UK economy encouraging start to 2023
Macro & Overnight
Yesterday’s ADP data suggest a resilient US labour market. All eyes will be on today’s non-farm numbers. Consensus expects a c.200K increase in December payrolls following a 263K gain in November.
Individual cases of job cuts continue to make headlines, with Amazon, Genesis, Stitch Fix, Salesforce and Slack all announcing cuts. However, tech employment is a small portion of the US job market, so the noise is less impactful than the headlines suggest.
FOMC member and recent uber hawk Bullard talked with a slightly dovish tone by saying rates are getting closer to a “sufficiently restrictive zone”. This comment translates as “we have nearly done enough damage.”
While we all might think COVID is behind us, a new variant classed as a highly transmissible sub-variant first detected in October is now in 25 countries. There needs to be more data to understand how severe its impact will be. The Lockdown of 2023, anyone?
Meanwhile, China is trying to open up rapidly post its recent lockdowns. The NASDAQ Golden Dragon Index is up 15% in the first three trading days of the year. The critical question is whether this is inflationary (by adding to cost pressures) or deflationary (by adding to the supply of manufactured goods). Firmer oil prices might suggest that China’s re-opening will have at least some inflationary impact.
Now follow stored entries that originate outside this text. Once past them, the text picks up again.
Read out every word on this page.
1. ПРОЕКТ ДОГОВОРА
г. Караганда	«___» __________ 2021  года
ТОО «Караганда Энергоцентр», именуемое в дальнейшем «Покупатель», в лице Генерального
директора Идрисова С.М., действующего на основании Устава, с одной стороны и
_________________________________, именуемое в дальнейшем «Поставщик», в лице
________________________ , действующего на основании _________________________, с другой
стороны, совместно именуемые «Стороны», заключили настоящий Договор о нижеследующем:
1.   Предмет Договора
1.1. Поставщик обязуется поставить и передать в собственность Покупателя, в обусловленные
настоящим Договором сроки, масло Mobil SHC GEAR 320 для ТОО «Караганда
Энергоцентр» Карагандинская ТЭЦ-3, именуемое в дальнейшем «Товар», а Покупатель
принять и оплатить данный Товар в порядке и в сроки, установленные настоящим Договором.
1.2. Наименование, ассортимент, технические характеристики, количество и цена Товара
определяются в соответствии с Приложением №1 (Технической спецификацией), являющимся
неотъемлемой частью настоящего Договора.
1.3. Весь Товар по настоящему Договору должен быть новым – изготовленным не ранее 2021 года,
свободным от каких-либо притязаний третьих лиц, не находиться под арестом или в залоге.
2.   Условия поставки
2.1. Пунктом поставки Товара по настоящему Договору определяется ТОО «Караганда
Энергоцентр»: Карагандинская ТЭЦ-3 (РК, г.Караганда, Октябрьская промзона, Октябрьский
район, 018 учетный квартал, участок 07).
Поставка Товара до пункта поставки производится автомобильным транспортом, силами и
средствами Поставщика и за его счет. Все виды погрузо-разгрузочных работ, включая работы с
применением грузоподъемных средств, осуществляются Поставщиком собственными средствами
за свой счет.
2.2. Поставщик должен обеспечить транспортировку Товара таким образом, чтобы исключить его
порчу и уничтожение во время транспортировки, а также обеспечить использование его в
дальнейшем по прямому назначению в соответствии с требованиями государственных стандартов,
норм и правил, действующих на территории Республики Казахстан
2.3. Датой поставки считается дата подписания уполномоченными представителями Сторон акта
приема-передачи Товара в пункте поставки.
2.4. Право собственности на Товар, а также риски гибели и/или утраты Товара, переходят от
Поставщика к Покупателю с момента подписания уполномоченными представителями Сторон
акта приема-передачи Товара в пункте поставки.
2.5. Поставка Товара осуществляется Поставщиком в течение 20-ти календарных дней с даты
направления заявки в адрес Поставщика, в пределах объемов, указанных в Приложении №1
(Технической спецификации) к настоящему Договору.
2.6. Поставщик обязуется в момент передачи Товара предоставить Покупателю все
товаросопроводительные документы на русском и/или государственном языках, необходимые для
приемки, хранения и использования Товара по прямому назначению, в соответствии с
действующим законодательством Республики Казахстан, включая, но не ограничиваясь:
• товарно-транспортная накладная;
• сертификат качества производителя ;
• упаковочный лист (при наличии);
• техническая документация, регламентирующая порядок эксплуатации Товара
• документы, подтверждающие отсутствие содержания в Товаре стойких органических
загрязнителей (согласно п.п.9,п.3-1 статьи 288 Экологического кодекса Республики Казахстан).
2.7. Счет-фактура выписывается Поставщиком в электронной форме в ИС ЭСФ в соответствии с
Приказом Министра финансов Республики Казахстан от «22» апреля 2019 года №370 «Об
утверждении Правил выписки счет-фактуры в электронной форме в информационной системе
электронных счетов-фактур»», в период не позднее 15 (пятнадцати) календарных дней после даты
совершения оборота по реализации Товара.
We got poor results and reduced guidance from Samsung in South Korea and Costco results that were ahead of analyst estimates. Intuitively, we spend more with discount retailers and less on high-end consumer discretionary items such as smartphones and smart TVs as household budgets tighten.
According to mortgage provider Halifax, average house prices dropped 1.5% between November and December, marking a slowdown from the 2.4% drop recorded between October and November. While it is apparent that housing market activity has fallen quickly, how quickly house prices fall is still being determined.
Overall, the UK economy has had an encouraging early start to 2023 with lower gas prices and signs of consumer resilience from leading retailers Next and Greggs.
UK Company News
Shipping services provider Clarkson updated on FY results that are anticipated to be ahead of current market expectations and at least £98m of PBT. This short but upbeat declaration represents a high teens upgrade to consensus forecasts.
Essentra issued its first trading update since its transition to a pure component manufacturer. It expects to deliver a “robust” performance in 2022, with like-for-like revenue expected to grow by 6.5% against the previous year. It expects profit to be in line with expectations. Essentra noted that its business saw slower economic growth in 2022 due to toughening market headwinds. Coupled with a strong comparative for its final quarter, it said sales have consequently fallen by 3.0% compared with the year prior. Essentra is focused on maintaining profit margins.
Shell issued a trading update and noted the impact of recently announced additional taxes in the EU and the deferred tax impact from the increased UK energy profits levy on its fourth-quarter earnings. It said it expects the impact to total around $2bn and will have a “limited” cash impact in the period, given the expected timing of payment. Shell points to lower oil and gas volumes Q/Q but stronger margins. This update paves the way for more share buybacks and calls for more windfall profits taxes.
NB Prices are as at the previous day’s close.
This communication is provided for information purposes only, and is not a solicitation or inducement to buy, sell, subscribe, or underwrite securities or units. Investors should seek advice from an Independent Financial Adviser or regulated stockbroker before making any investment decisions. Progressive Equity Research Ltd (“PERL”) does not make investment recommendations. Opinions contained in this communication represent those of the research department of PERL at the time of publication. PERL does not undertake to provide updates to any opinions or views expressed in this document. PERL does not hold any positions in the securities mentioned in this email. However, PERL’s directors, officers, employees and contractors may have a position in, and PERL or its affiliates may perform services or solicit business from, any of the companies or related securities mentioned in this document.